Small models also found the vulnerabilities that Mythos found
https://aisle.com/blog/ai-cybersecurity-after-mythos-the-jagged-frontier
Small models also found the vulnerabilities that Mythos found
https://aisle.com/blog/ai-cybersecurity-after-mythos-the-jagged-frontier
> We took the specific vulnerabilities Anthropic showcases in their announcement, isolated the relevant code, and ran them through small, cheap, open-weights models. Those models recovered much of the same analysis. Eight out of eight models detected Mythos's flagship FreeBSD exploit, including one with only 3.6 billion active parameters costing $0.11 per million tokens.
Impressive, and very valuable work, but isolating the relevant code changes the situation so much that I'm not sure it's much of the same use case.
Being able to dump an entire code base and have the model scan it is they type of situation where it opens up vulnerability scans to an entirely larger class of people.
This is from the first of the caveats that they list:
> Scoped context: Our tests gave models the vulnerable function directly, often with contextual hints (e.g., "consider wraparound behavior"). A real autonomous discovery pipeline starts from a full codebase with no hints. The models' performance here is an upper bound on what they'd achieve in a fully autonomous scan. That said, a well-designed scaffold naturally produces this kind of scoped context through its targeting and iterative prompting stages, which is exactly what both AISLE's and Anthropic's systems do.
That's why their point is what the subheadline says, that the moat is the system, not the model.
Everybody so far here seems to be misunderstanding the point they are making.
> That's why their point is what the subheadline says, that the moat is the system, not the model.
Can you expand a bit more on this? What is the system then in this case? And how was that model created? By AI? By humans?
You can imagine a pipeline that looks at individual source files or functions. And first "extracts" what is going on. You ask the model:
- "Is the code doing arithmetic in this file/function?"
- "Is the code allocating and freeing memory in this file/function?"
- "Is the code the code doing X/Y/Z? etc etc"
For each question, you design the follow-up vulnerability searchers.
For a function you see doing arithmetic, you ask:
- "Does this code look like integer overflow could take place?",
For memory:
- "Do all the pointers end up being freed?"
_or_
- "Do all pointers only get freed once?"
I think that's the harness part in terms of generating the "bug reports". From there on, you'll need a bunch of tools for the model to interact with the code.

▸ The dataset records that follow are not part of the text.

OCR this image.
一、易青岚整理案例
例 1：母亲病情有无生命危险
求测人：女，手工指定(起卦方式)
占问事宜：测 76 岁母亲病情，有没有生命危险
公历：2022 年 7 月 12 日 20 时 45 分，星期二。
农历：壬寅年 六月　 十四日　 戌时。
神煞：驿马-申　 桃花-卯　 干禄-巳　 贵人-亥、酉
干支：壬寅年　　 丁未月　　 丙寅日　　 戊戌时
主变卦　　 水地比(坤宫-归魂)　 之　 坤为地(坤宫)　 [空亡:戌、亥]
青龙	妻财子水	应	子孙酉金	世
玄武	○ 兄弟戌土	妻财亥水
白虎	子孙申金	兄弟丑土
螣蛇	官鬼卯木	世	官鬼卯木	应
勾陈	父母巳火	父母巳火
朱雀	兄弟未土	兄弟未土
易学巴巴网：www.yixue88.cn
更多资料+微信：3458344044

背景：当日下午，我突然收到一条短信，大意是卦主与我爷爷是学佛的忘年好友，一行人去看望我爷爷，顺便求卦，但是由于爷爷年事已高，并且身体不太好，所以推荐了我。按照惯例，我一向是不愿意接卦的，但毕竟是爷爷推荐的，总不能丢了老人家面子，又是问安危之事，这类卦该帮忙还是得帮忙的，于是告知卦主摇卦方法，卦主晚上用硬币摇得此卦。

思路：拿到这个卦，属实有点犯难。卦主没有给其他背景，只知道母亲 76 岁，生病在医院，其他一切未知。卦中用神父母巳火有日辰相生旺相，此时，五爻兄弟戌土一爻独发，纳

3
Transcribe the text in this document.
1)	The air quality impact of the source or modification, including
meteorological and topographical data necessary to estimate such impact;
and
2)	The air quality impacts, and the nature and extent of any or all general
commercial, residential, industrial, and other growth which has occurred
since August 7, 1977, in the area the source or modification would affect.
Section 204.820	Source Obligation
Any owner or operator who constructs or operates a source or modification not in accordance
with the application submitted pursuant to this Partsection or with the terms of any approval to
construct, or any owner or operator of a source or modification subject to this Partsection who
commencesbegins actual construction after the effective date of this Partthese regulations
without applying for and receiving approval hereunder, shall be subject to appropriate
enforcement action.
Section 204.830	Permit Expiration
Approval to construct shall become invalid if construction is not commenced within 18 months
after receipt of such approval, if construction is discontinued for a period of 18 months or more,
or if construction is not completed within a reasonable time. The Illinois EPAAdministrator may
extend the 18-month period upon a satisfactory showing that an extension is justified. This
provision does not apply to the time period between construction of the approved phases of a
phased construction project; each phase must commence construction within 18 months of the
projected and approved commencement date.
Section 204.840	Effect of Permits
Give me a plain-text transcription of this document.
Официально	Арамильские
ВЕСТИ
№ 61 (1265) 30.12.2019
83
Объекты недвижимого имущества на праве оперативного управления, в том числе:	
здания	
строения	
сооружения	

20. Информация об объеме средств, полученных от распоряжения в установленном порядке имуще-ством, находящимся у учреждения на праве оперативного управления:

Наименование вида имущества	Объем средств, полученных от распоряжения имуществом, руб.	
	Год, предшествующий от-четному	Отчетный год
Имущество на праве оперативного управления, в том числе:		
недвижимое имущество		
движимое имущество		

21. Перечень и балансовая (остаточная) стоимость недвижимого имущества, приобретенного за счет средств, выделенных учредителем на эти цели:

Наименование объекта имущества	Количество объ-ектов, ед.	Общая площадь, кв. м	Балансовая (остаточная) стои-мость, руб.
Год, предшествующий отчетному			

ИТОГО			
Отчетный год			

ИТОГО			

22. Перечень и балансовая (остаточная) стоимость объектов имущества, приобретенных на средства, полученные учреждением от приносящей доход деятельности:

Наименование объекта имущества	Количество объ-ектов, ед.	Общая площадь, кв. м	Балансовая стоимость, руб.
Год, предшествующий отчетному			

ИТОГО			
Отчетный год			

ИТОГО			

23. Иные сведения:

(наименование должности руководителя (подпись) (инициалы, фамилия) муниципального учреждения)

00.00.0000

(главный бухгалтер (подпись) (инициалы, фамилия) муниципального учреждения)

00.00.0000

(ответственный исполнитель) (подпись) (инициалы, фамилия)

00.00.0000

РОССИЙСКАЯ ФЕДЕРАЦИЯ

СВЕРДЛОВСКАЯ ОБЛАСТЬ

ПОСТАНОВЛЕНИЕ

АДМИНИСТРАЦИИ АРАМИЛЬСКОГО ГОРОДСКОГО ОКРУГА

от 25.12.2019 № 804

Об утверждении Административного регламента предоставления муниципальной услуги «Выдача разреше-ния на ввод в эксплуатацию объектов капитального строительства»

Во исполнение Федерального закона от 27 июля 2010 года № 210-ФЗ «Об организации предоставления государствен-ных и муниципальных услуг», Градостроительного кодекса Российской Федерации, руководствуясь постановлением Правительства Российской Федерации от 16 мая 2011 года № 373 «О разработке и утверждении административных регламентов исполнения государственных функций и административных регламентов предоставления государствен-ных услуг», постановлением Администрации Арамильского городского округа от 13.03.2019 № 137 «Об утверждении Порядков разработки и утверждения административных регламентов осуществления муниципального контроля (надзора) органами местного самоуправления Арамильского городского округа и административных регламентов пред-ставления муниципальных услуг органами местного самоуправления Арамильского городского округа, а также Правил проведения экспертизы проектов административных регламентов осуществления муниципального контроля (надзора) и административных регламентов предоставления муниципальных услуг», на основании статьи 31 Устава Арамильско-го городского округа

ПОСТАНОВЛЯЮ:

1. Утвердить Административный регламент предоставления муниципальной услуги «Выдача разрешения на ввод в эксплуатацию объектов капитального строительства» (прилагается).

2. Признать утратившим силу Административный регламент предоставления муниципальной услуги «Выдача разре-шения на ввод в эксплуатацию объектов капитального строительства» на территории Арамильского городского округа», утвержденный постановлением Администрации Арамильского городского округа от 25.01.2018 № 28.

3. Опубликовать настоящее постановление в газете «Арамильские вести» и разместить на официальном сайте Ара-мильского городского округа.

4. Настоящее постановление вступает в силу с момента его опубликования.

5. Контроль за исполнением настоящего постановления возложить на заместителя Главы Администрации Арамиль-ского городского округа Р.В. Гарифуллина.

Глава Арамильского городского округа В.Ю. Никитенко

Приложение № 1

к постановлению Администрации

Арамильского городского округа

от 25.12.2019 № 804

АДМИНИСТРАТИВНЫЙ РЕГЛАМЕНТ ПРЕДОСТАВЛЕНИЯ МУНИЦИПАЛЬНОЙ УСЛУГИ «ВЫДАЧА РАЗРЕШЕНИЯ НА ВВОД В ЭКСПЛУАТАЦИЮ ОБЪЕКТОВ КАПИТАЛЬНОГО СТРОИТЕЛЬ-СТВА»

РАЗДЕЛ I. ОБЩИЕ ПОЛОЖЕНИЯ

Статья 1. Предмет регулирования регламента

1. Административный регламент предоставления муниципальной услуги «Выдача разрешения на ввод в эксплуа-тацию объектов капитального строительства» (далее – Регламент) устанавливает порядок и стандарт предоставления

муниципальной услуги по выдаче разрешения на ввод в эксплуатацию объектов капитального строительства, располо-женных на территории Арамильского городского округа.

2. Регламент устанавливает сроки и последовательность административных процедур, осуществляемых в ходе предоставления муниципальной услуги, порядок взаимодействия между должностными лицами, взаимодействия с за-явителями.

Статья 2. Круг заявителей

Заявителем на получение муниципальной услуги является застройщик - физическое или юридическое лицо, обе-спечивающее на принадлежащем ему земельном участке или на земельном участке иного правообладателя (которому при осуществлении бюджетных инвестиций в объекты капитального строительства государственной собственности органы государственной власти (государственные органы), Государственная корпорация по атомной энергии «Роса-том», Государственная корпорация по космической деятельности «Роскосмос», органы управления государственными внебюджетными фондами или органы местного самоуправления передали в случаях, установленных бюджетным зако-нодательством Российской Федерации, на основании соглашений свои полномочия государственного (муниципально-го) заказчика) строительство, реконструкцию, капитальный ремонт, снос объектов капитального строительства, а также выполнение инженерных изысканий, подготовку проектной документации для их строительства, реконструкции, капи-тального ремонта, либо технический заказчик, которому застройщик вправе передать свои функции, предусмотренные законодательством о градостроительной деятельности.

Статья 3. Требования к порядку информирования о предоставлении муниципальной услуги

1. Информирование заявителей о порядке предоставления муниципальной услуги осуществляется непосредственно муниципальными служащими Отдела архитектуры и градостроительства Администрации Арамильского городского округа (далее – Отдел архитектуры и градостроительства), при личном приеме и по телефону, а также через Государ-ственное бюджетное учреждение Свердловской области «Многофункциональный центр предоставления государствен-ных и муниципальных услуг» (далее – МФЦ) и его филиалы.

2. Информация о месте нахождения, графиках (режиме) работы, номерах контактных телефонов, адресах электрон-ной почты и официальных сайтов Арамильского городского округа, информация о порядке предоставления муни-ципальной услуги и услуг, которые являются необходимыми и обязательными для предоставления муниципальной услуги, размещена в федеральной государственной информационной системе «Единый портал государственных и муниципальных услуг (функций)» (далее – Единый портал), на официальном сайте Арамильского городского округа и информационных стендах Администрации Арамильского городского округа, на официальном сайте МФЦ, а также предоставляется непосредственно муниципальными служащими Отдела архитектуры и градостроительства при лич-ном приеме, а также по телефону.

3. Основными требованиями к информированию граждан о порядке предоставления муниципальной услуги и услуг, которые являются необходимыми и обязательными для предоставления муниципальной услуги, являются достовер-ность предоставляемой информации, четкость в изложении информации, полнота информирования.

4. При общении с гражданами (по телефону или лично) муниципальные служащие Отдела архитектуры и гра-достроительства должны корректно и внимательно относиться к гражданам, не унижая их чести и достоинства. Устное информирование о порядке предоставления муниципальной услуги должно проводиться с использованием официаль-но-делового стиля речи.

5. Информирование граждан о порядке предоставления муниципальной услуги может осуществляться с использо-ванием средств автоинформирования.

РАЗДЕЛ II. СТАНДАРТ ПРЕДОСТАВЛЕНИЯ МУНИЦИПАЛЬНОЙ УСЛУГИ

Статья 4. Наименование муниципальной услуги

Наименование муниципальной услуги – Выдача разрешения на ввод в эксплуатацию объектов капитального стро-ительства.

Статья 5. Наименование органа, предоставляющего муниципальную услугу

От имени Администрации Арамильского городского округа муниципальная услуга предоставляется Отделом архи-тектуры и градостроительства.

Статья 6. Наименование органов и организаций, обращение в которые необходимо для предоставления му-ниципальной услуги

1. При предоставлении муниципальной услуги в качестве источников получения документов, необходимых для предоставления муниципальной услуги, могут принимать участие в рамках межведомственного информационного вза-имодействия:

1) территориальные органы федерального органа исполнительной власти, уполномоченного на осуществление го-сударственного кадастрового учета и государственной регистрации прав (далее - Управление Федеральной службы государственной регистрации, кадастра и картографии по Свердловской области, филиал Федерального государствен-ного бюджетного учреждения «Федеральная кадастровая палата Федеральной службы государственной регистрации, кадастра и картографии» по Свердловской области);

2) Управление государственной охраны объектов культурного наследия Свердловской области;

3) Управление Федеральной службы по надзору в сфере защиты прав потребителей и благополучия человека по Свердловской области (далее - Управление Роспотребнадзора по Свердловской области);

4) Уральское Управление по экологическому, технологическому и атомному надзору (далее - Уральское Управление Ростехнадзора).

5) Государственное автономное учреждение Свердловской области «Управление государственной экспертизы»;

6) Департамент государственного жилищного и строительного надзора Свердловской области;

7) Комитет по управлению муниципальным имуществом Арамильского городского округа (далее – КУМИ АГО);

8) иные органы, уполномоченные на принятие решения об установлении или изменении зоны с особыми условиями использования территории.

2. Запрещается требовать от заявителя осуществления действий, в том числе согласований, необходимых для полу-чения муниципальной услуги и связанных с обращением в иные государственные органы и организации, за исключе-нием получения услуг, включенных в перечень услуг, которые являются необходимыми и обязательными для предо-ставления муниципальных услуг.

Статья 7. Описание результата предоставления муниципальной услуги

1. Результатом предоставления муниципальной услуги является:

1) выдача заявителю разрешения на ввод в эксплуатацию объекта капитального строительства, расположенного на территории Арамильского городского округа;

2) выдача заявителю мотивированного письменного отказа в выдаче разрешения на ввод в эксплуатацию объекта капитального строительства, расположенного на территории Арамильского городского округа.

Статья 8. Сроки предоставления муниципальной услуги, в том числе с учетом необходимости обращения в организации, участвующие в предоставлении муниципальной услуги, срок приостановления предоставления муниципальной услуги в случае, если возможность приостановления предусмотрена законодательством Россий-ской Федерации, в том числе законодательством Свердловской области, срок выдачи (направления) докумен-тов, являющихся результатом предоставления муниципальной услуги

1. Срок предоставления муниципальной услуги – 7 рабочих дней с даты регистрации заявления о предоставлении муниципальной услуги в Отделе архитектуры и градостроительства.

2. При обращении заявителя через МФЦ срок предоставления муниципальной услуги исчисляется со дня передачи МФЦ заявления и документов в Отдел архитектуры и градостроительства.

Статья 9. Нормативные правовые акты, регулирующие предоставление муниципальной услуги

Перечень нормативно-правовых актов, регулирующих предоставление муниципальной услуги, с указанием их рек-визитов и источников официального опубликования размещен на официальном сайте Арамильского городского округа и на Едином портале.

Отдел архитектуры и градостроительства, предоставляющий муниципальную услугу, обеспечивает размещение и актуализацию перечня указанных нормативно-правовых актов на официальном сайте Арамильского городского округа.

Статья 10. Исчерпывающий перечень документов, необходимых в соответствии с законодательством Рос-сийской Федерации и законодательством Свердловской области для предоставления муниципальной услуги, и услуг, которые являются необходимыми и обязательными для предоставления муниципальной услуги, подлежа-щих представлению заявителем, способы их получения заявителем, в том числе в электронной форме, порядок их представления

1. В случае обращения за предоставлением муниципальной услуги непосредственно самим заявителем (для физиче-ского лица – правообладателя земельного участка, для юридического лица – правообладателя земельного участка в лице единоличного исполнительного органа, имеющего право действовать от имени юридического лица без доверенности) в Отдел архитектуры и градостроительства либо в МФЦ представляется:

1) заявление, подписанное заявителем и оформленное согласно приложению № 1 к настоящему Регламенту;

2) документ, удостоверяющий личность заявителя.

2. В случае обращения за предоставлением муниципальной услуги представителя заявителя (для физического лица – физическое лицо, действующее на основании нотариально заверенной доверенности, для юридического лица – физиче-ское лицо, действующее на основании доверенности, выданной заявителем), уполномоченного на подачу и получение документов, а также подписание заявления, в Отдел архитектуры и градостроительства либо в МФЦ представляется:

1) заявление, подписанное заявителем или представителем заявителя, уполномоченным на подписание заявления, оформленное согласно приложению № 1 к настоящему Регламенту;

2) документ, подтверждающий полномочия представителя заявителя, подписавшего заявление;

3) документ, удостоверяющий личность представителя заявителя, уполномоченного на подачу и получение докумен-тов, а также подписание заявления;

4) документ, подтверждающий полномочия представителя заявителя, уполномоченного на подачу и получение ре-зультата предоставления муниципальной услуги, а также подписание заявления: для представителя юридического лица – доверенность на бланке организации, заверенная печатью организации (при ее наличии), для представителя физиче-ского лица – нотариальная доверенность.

I'd imagine you'll want to build a harness/template for the file/code/function to be loaded into, and executed under ASAN.
If you have an agent that thinks it found a bug: "Yes file xyz looks like it could have integer overflow in function abc at line 123, because...", you force another agent to load it in the harness under ASAN and call it. If ASAN reports a bug, great, you can move the bug to the next stage, some sort of taint analysis or reach-ability analysis.
So at this point you're running a pipeline to:
1) Extract "what this code does" at the file, function or even line level.
2) Put code you suspect of being vulnerable in a harness to verify agent output.
3) Put code you confirmed is vulnerable into a queue to perform taint analysis on, to see if it can be reached by attackers.
Traditionally, I guess a fuzzer approached this from 3 -> 2, and there was no "stage 1". Because LLMs "understand" code, you can invert this system, and work if up from "understanding", i.e. approach it from the other side. You ask, given this code, is there a bug, and if so can we reach it?, instead of asking: given this public interface and a bunch of data we can stuff in it, does something happen we consider exploitable?